What consequences can it have?

With everything seen so far, it is impossible not to think that this reality can lead to the development of serious symptoms. The consequences, as demonstrated by multiple studies, show that they can interfere and worsen all areas of the life of the person who suffers from it. It can even affect the environment.

On a physical level, pathologies such as insomnia develop, eating patterns may be altered, anxiety symptoms, non-specific muscle pain and extreme exhaustion may appear. In addition, it increases the probability of suffering from other types of physical illnesses as a result of prolonged stress.

Definitely, On a psychological and emotional level, the chances of suffering from anxiety disorders, and even depression, increase considerably. All of this affects other individual aspects such as self-concept, self-image and self-esteem.

As we have seen previously, at the work level it can increase demotivation, absenteeism and this increases the risk of losing your job.

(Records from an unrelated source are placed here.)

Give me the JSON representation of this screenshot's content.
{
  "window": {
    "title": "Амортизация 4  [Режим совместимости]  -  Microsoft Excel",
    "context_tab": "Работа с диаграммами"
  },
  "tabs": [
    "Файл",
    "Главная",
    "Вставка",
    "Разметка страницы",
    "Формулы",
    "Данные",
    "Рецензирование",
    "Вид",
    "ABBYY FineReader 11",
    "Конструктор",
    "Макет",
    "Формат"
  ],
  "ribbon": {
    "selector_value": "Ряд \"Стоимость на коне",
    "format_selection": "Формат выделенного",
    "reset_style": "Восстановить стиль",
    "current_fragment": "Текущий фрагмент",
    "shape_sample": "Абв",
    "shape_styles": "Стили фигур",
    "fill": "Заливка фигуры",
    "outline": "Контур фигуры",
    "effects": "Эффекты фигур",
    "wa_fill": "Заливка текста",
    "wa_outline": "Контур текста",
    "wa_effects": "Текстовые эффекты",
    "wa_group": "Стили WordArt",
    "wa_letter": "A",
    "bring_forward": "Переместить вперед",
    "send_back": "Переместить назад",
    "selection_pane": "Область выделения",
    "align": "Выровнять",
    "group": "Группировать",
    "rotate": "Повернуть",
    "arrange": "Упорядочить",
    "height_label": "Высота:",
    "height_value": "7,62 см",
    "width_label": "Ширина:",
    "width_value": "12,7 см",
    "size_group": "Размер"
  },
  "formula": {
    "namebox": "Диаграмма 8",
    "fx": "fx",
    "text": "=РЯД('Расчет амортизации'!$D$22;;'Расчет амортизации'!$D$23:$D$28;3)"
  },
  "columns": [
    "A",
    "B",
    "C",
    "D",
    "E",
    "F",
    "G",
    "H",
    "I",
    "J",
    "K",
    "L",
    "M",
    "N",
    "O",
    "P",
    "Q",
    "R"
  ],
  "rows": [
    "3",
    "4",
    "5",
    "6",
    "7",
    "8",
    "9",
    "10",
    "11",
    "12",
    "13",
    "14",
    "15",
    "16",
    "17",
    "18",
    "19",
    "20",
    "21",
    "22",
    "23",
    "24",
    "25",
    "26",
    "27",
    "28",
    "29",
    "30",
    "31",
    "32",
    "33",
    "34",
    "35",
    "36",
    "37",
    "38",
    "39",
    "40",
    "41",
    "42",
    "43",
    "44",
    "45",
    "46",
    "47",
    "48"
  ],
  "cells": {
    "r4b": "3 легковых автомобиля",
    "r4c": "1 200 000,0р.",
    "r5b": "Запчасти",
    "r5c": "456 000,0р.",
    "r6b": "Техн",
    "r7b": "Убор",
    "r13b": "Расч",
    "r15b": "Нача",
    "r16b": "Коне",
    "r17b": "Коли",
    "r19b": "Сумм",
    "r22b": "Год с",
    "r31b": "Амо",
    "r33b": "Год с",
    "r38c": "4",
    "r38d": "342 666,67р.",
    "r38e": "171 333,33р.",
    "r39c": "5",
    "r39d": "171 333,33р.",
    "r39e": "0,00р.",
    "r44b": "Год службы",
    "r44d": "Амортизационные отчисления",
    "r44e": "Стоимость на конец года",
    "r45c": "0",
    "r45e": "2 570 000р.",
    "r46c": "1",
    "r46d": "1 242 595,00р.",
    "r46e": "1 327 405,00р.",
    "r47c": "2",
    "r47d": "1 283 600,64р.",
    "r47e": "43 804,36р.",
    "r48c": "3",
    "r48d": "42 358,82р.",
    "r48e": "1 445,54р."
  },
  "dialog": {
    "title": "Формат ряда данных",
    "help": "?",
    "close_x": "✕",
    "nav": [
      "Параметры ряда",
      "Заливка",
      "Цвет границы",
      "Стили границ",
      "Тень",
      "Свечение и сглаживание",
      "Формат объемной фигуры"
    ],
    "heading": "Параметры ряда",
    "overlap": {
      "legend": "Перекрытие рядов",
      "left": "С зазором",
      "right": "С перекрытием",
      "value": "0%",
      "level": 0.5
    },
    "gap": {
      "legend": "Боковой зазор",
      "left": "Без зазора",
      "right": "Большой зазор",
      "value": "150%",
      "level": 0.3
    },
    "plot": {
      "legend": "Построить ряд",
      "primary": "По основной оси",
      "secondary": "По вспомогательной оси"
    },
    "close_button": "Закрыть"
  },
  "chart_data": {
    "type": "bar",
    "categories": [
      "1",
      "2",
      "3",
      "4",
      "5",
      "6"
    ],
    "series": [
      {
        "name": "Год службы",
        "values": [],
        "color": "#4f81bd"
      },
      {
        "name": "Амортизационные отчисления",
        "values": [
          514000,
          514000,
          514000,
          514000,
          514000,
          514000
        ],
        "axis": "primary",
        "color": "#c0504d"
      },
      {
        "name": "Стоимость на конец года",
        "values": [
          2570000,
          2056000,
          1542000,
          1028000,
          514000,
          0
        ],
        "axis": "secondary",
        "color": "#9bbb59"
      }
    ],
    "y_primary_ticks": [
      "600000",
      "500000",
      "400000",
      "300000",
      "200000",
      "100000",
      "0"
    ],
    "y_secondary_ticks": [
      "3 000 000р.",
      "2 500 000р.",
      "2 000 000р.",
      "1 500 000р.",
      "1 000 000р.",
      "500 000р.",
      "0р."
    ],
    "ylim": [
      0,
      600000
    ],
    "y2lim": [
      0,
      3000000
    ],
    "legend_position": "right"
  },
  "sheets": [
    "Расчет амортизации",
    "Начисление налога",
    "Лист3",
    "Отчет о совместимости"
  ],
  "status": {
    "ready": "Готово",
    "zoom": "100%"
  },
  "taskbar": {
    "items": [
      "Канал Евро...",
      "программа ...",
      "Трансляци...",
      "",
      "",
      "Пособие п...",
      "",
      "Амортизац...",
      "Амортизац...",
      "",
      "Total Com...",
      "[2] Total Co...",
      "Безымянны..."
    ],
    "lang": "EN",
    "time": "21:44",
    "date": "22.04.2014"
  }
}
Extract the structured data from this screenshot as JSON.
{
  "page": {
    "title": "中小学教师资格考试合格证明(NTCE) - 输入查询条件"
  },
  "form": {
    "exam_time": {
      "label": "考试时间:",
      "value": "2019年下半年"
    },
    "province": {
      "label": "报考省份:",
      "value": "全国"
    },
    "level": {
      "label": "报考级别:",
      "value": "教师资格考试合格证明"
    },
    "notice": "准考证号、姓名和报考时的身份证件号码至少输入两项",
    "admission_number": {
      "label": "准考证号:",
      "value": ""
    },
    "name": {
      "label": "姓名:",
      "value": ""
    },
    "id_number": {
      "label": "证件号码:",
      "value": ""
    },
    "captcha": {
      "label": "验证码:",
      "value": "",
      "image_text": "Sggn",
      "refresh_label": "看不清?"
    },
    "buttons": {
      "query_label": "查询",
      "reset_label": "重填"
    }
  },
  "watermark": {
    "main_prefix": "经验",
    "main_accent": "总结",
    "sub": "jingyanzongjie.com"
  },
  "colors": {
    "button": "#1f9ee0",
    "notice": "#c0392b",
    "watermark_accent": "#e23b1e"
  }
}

This may be related to the chain of jobs with precarious conditions and the worsening of symptoms as if it were a vicious circle that feeds on itself.

Finally, it is important that we keep in mind that everything discussed so far can have a great influence on the relational sphere. On the one hand, it can make it difficult for the person to establish new relationships in the new country—which could act as a protective factor—and, on the other hand, it can worsen existing relationships in the country of origin.